From Degrees of Nakedness, published by House of Anansi Press.

Anita slept with a tourist named Hans. He was a German gymnast who had trained for the Olympics for eleven years and gave it up. Now he was driving a vw van across Canada. St. John’s was his starting point. He was golden, muscular, but small. He walked with his hands loose by his sides. He seemed to place his steps, walking on the balls of his feet as if he were stepping onto a mat in front of a large audience. He had been sitting alone at the Ship Inn drinking milk. It was as though the blondness of his hair alarmed almost anyone who might have joined him. Hans and Anita discussed what was scenic, the hospitable Newfoundlander, and Jiggs dinner, briefly. He had come from California, that was his first stop in North America. He had learned to speak English in a place called Pure Springs, a self-awareness camp with hot springs where they practised Gestalt and taught hyperventilation to relax. Hans talked about group therapy.

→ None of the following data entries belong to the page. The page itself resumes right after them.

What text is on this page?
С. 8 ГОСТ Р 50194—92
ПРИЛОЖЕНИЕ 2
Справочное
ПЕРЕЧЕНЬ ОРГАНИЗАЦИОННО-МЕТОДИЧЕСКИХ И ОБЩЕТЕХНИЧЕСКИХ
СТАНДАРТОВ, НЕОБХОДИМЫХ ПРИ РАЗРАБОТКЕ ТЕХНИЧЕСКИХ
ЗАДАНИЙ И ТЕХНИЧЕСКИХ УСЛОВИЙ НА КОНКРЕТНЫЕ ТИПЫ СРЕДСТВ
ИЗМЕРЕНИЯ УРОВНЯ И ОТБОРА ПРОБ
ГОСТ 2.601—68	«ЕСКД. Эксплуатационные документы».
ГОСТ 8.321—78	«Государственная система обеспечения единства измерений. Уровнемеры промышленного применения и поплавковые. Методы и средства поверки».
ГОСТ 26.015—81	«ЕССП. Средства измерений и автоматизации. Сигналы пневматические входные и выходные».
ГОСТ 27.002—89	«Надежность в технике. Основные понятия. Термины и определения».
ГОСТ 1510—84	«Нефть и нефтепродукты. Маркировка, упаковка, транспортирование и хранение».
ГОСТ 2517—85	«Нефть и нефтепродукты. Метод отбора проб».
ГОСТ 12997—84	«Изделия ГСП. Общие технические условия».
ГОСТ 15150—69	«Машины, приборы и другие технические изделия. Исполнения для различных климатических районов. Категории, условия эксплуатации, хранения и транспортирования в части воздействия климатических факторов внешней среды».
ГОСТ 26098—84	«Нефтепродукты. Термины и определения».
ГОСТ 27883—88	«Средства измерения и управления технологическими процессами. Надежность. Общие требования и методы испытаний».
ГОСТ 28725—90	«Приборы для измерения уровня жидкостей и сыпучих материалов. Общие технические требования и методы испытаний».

You are one of twenty-five for a month. You come to know each other very well and one day you step outside the room and the others decide on one word or a simple phrase that describes your essence. Sometimes it’s very painful, but for the first time you see your true self. Everyone hugs and is supportive.

Anita asks, What was your word?

Cold fish.

Outside the Ship Inn a rusted sign pole stuck out from the brick wall. The sign itself had been removed. Hans climbed on the windowsill easily and, jumping, gripped the bar. He swung back and forth, then with his legs straight, toes pointed, lifted himself into a handstand. It was the moment while he was upside down that Anita realized she would sleep with him because he was passing through and because her faithfulness to Carl was a burden. When he swung down, Anita felt the pocket of warm night air he cut with his body.

Hans swept the seats of the vw van with a small hand brush before she got in. The van was spotless. There was a string bag full of fruit, none of it bruised. On the wall was a calendar from Pure Springs. The photograph for June was four pairs of naked feet, toes twisted, all caught in the same hammock net. Nestled between the hand-brake and the driver’s seat was a glossy purple ­diary. Anita picked it up and opened it.

What’s this?

Inside were poems written in German, diary entries, dried flowers, and coloured pencil drawings of mountain peaks.

My ex-fiancée made that for me.

Hans took out his shiny Swiss Army knife from the glove compartment and effortlessly cut the rind from a pineapple while he spoke, She was a gypsy. Long dark hair, black eyes, small like me, we wore each other’s clothes. We hiked together in the mountains of Switzerland for two and three months at a time. We were together for ten years and were to be married. The invitations were sent. One hundred invitations. A week later she said she wanted to go to Africa. She met another fellow there, a German. The wedding was called off.

Hans held a quivering slice of pineapple out to Anita on the blade of the knife.

You must be very hurt, said Anita.

No, at Pure Springs they taught me to see myself as I really am. When I have finished my trip I will return there as a counsellor.

They sat in silence looking at the stars over Long Pond.

The fruit is very sour, remarked Hans. In the morning Anita could see the Arts and Culture Centre from where they had parked. She saw Carl get out of his car.

Hans dropped her off later at Mr. Crawhall’s. When he left she could only imagine him in a hat with a little red feather, shorts with straps, and a walking stick; Julie Andrews’s voice echoing off the Alps. Such is the cry of the lonely goatherd la-he-o, la-he-o, dee-lo.

It shocked her later to think her baby might be blond with eyes like an iceberg, if she had it.